Ancak 31 Mart'ta bir mahkemenin onu zimmetine para geçirmekten suçlu bulması ve beş yıl boyunca aday olmasını yasaklamasının ardından uğruna çok mücadele ettiği her şey yıkıldı. Le Pen kararı temyize götürüyor ve mahkeme 2026 yazında karar verecek. Le Pen'in gidişatı değiştirmek için zamanı var.
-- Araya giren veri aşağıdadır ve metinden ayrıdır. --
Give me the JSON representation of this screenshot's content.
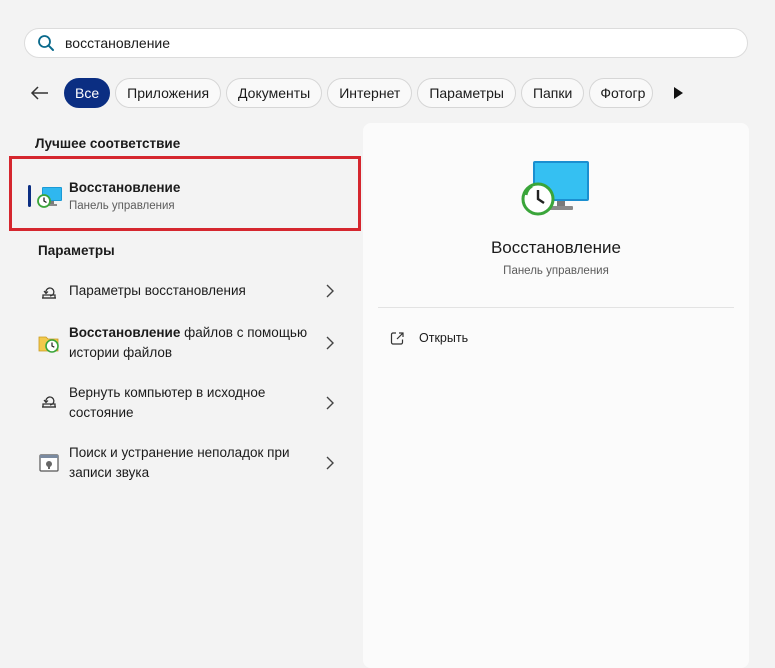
{
  "search": {
    "value": "восстановление"
  },
  "filters": {
    "back_label": "назад",
    "chips": [
      "Все",
      "Приложения",
      "Документы",
      "Интернет",
      "Параметры",
      "Папки",
      "Фотогр"
    ]
  },
  "best_match": {
    "heading": "Лучшее соответствие",
    "title": "Восстановление",
    "subtitle": "Панель управления"
  },
  "settings": {
    "heading": "Параметры",
    "items": [
      {
        "label": "Параметры восстановления",
        "icon": "recovery-settings-icon"
      },
      {
        "label_bold": "Восстановление",
        "label": " файлов с помощью истории файлов",
        "icon": "file-history-icon"
      },
      {
        "label": "Вернуть компьютер в исходное состояние",
        "icon": "reset-pc-icon"
      },
      {
        "label": "Поиск и устранение неполадок при записи звука",
        "icon": "troubleshoot-audio-icon"
      }
    ]
  },
  "details": {
    "title": "Восстановление",
    "subtitle": "Панель управления",
    "actions": [
      {
        "label": "Открыть",
        "icon": "open-external-icon"
      }
    ]
  },
  "colors": {
    "accent": "#0b2e82",
    "highlight_border": "#d5262e",
    "background": "#f3f3f3"
  }
}
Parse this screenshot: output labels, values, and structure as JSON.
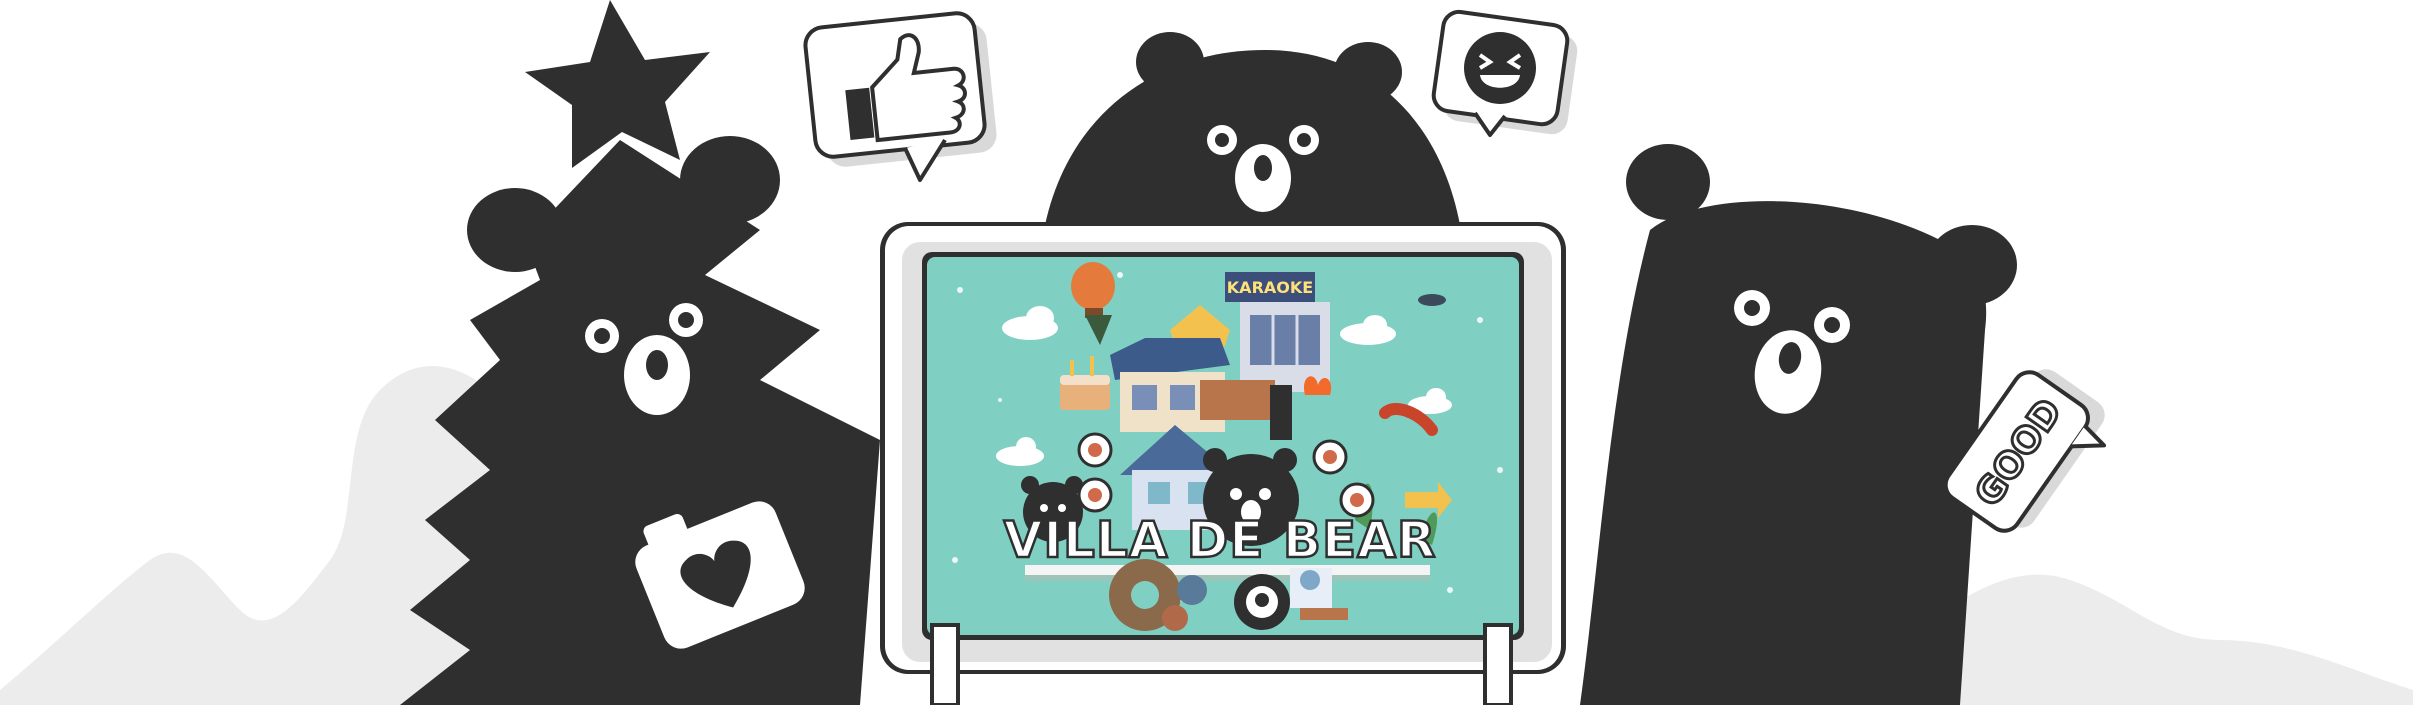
{
  "poster": {
    "title": "VILLA DE BEAR",
    "sign_text": "KARAOKE"
  },
  "bubbles": {
    "good_label": "GOOD",
    "thumbs_up_icon": "thumbs-up-icon",
    "laughing_face_icon": "laughing-face-icon"
  },
  "camera_icon": "camera-heart-icon",
  "colors": {
    "bear": "#2f2f2f",
    "background_hills": "#ececec",
    "bubble_shadow": "#d9d9d9",
    "poster_sky": "#7fd0c2",
    "frame": "#ffffff",
    "frame_shadow": "#e1e1e1",
    "title_text": "#ffffff"
  }
}
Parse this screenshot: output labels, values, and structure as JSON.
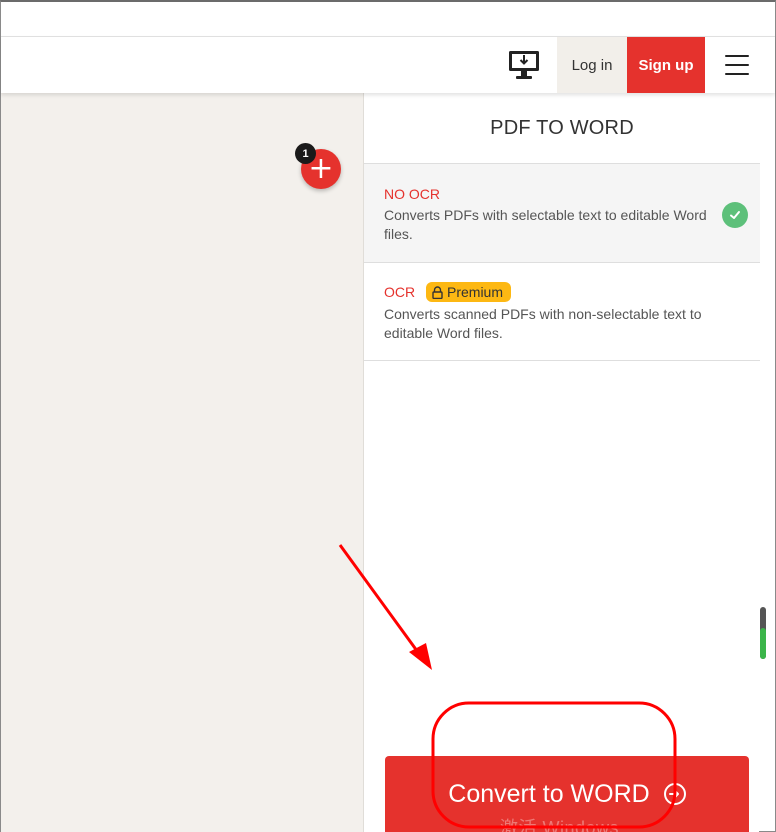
{
  "header": {
    "login_label": "Log in",
    "signup_label": "Sign up",
    "icons": [
      "desktop-download-icon",
      "hamburger-menu-icon"
    ]
  },
  "files": {
    "count": "1",
    "add_icon": "plus-icon"
  },
  "panel": {
    "title": "PDF TO WORD",
    "options": [
      {
        "title": "NO OCR",
        "description": "Converts PDFs with selectable text to editable Word files.",
        "selected": true,
        "status_icon": "check-icon"
      },
      {
        "title": "OCR",
        "badge": "Premium",
        "badge_icon": "lock-icon",
        "description": "Converts scanned PDFs with non-selectable text to editable Word files.",
        "selected": false
      }
    ],
    "convert_label": "Convert to WORD",
    "convert_icon": "arrow-right-circle-icon"
  },
  "overlay": {
    "watermark": "激活 Windows"
  },
  "colors": {
    "brand_red": "#e5322d",
    "premium_yellow": "#fdb813",
    "check_green": "#5dc07a",
    "left_pane_bg": "#f3f0ec",
    "annotation_red": "#ff0000"
  }
}
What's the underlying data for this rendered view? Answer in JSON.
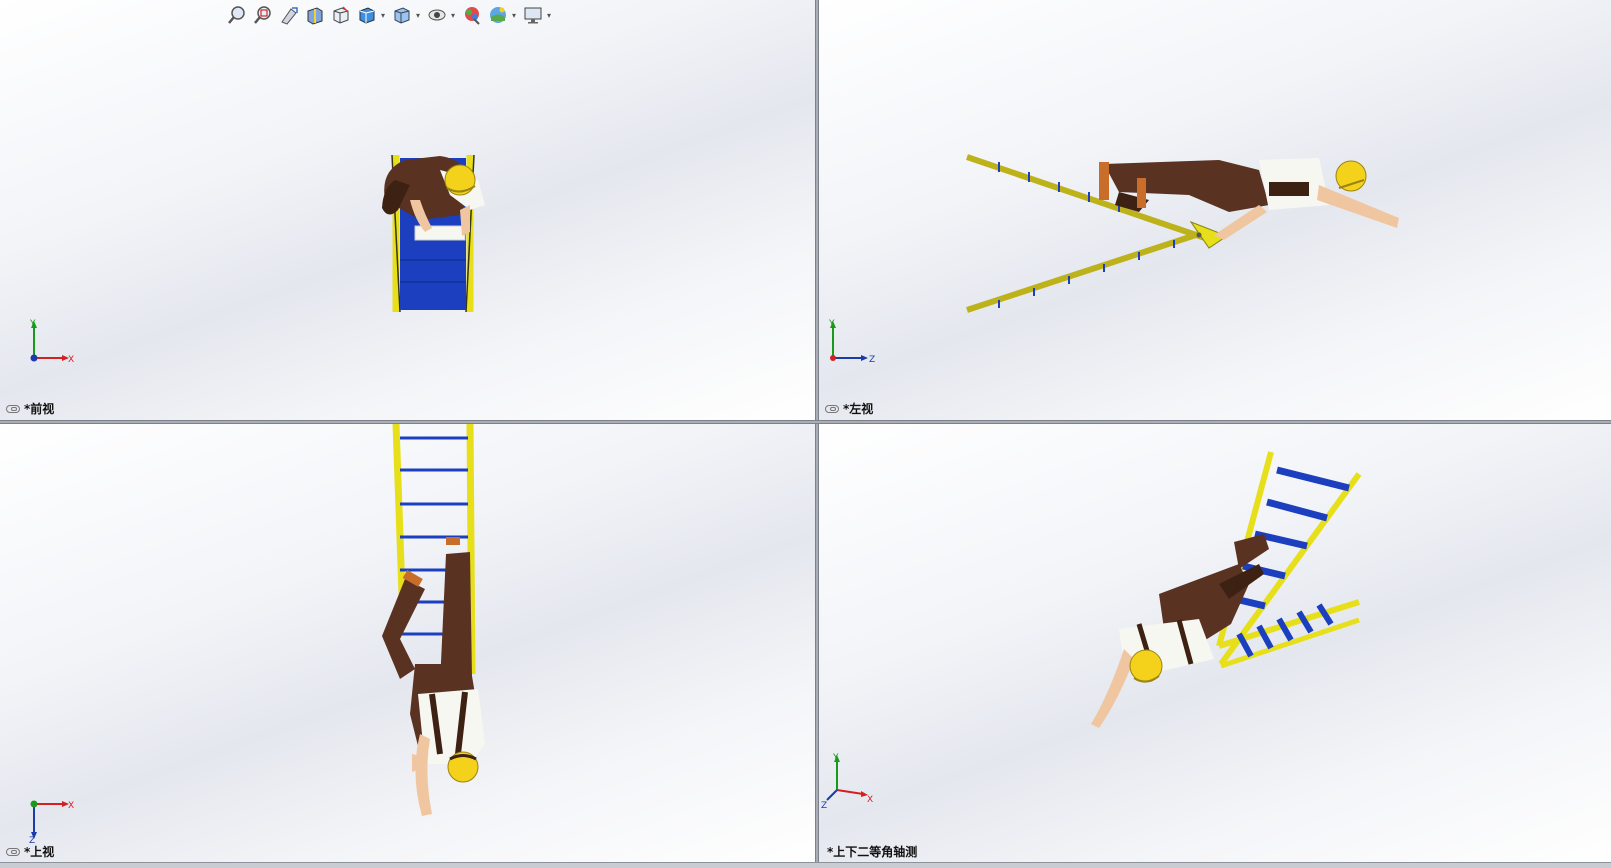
{
  "views": {
    "front": {
      "label": "*前视"
    },
    "left": {
      "label": "*左视"
    },
    "top": {
      "label": "*上视"
    },
    "dimetric": {
      "label": "*上下二等角轴测"
    }
  },
  "axes": {
    "x": "X",
    "y": "Y",
    "z": "Z"
  },
  "toolbar": {
    "icons": [
      "zoom-to-fit-icon",
      "zoom-to-area-icon",
      "previous-view-icon",
      "section-view-icon",
      "view-orientation-icon",
      "display-style-icon",
      "hide-show-items-icon",
      "edit-appearance-icon",
      "apply-scene-icon",
      "view-settings-icon"
    ]
  },
  "colors": {
    "ladder_rail": "#e6df1a",
    "ladder_rung": "#1b3fbf",
    "pants": "#5a3222",
    "helmet": "#f4d21c",
    "shirt": "#f7f7f2",
    "skin": "#f0c6a0"
  }
}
Le Pen şimdiden davayı bir cadı avı olarak nitelendiriyor ve bitmek bilmeyen hukuki sıkıntıları seçmenlerini harekete geçiren ve Beyaz Saray'ı geri almasını engellemeyen Trump onun için örnek olabilir.

Hayatı çelişkilerle dolu


Weidel ise nispeten yeni bir isim ve partisini daha geniş bir seçmen kitlesi için cazip hale getirme konusunda kat etmesi gereken daha çok yol var. Meloni ya da Le Pen'in aksine, merkezden daha fazla seçmen kazanmak için ılımlı davranmıyor. Aksine söylemi, git gide sertleşti. Hayatı çelişkilerle dolu. AfD'nin belirleyici özelliği yabancı düşmanlığı olsa da Weidel İsviçre'de yaşıyor ve eşi Sri Lanka doğumlu. Bir zamanlar Çin'de yaşamış eski bir Goldman Sachs bankacısı olan Weidel, kalesi Frankfurt'un finans merkezi yerine eski Doğu Almanya'da olan, erkeklerin çoğunlukta olduğu popülist bir partinin başında oturuyor. Partisi eşcinsel evliliğe karşı ama kendisi bir lezbiyen. 2023 yılında, eşcinselliğini partisinin homofobisi ile bağdaştırması istendiğinde verdiği cevap kafa karıştırıcıydı: Eşcinsel değilim ama 20 yıldır tanıdığım bir kadınla evliyim.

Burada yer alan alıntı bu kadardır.